Friday, April 30, 2010

A Curious Restraint

Last night's TV debate began with a preposterous claim from Gordon Brown. "I may not be popular, but I have 13 years experience: I know how to govern, I know how to manage the economy."

This from the man who pumped up the boom, so creating a catastrophic bust.
This from the man who signed the Lisbon Treaty without the referendum his party had promised.
This from the man who has committed British soldiers with inadequate equipment to an unwinnable and unnecessary war.
This from the man whose covert policy of mass immigration is causing unprecedented population growth, and dangerous fractures in our society.
And the list of failings goes on.

To a lifelong democratic socialist the grotesque excesses and betrayals of 'New Labour' are painful and embarrassing in the extreme. It is beyond belief that Gordon Brown should crawl from the wreck and claim he is a good steward and a safe driver.

So I am puzzled that David Cameron argued with such restraint.
Is he just too much of a gentleman to kick a man when he's down?
Does he believe Brown's claims are so obviously preposterous that they are beneath his dignity to refute?
Maybe his election managers advised he should stress his own agenda, and be wary of increasing public sympathy for the underdog.
He must know that an instinct for the jugular is essential in a prime minister.

Whatever the reason, Cameron had an open goal, but would not kick the ball in. Why?

Maybe his strategy is longer term.
He read the newspapers yesterday. He heard the warning of the governor of the Bank of England: the austerities needed to manage the economic crisis are so severe the next government will be hated for a generation.
His first task as Conservative leader was to break the popular image of the nasty party. He succeeded, but an election win now would destroy years of work, maybe label the Conservatives as nasty for ever.

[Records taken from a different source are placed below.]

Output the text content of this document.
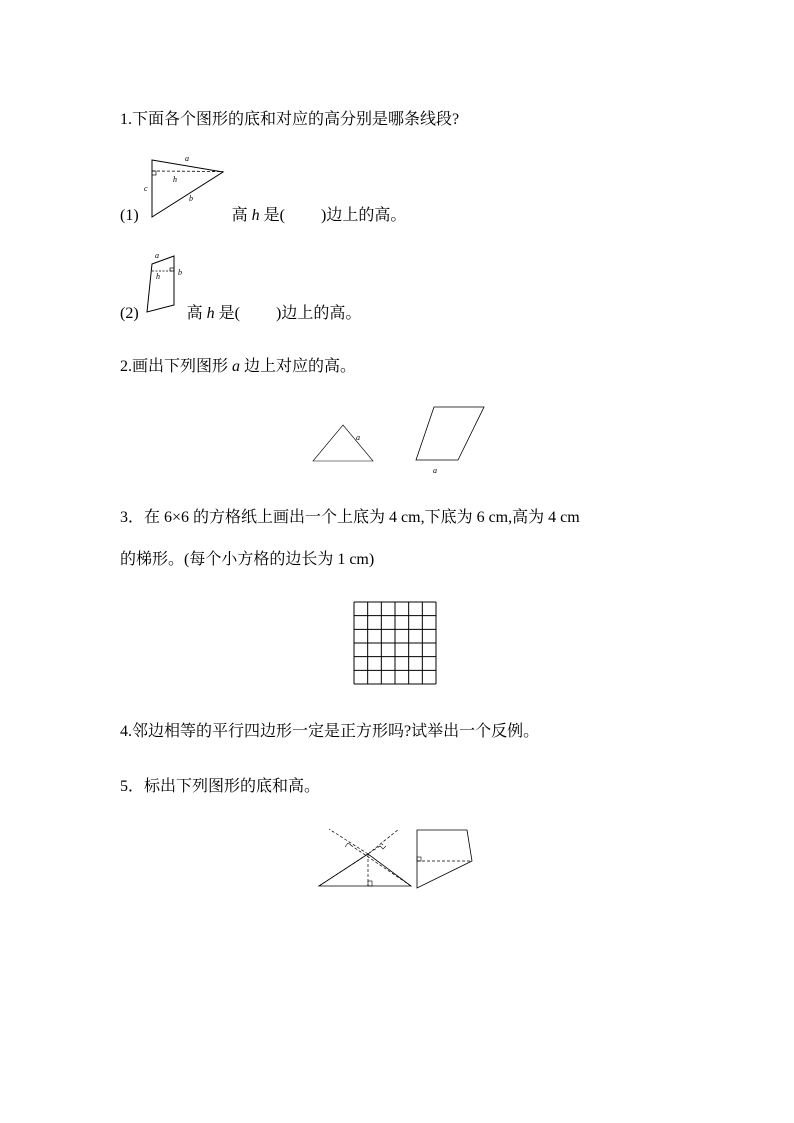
1.下面各个图形的底和对应的高分别是哪条线段?
a
c
h
b
(1)	高 h 是( )边上的高。
a
h b
(2)	高 h 是( )边上的高。
2.画出下列图形 a 边上对应的高。
a
a
3．在 6×6 的方格纸上画出一个上底为 4 cm,下底为 6 cm,高为 4 cm
的梯形。(每个小方格的边长为 1 cm)
4.邻边相等的平行四边形一定是正方形吗?试举出一个反例。
5．标出下列图形的底和高。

The winner of this match will lift a poisoned chalice; Gordon Brown has seen to that. In justice he should drink it.
For Cameron the best strategic result may be a hung parliament, with an unstable labour-liberal coalition floundering and failing in government. Let them take the hate and ignominy of managing the austerity, or the disgrace of failing in economic meltdown needing IMF intervention. A second election could not be long delayed, and the Conservative's might inherit a country at the nadir, on the rebound.
A cynical strategy, but that's politics.

I suspect Cameron's prayer is 'Lord make me Prime Minister, but please, Lord, not this time'.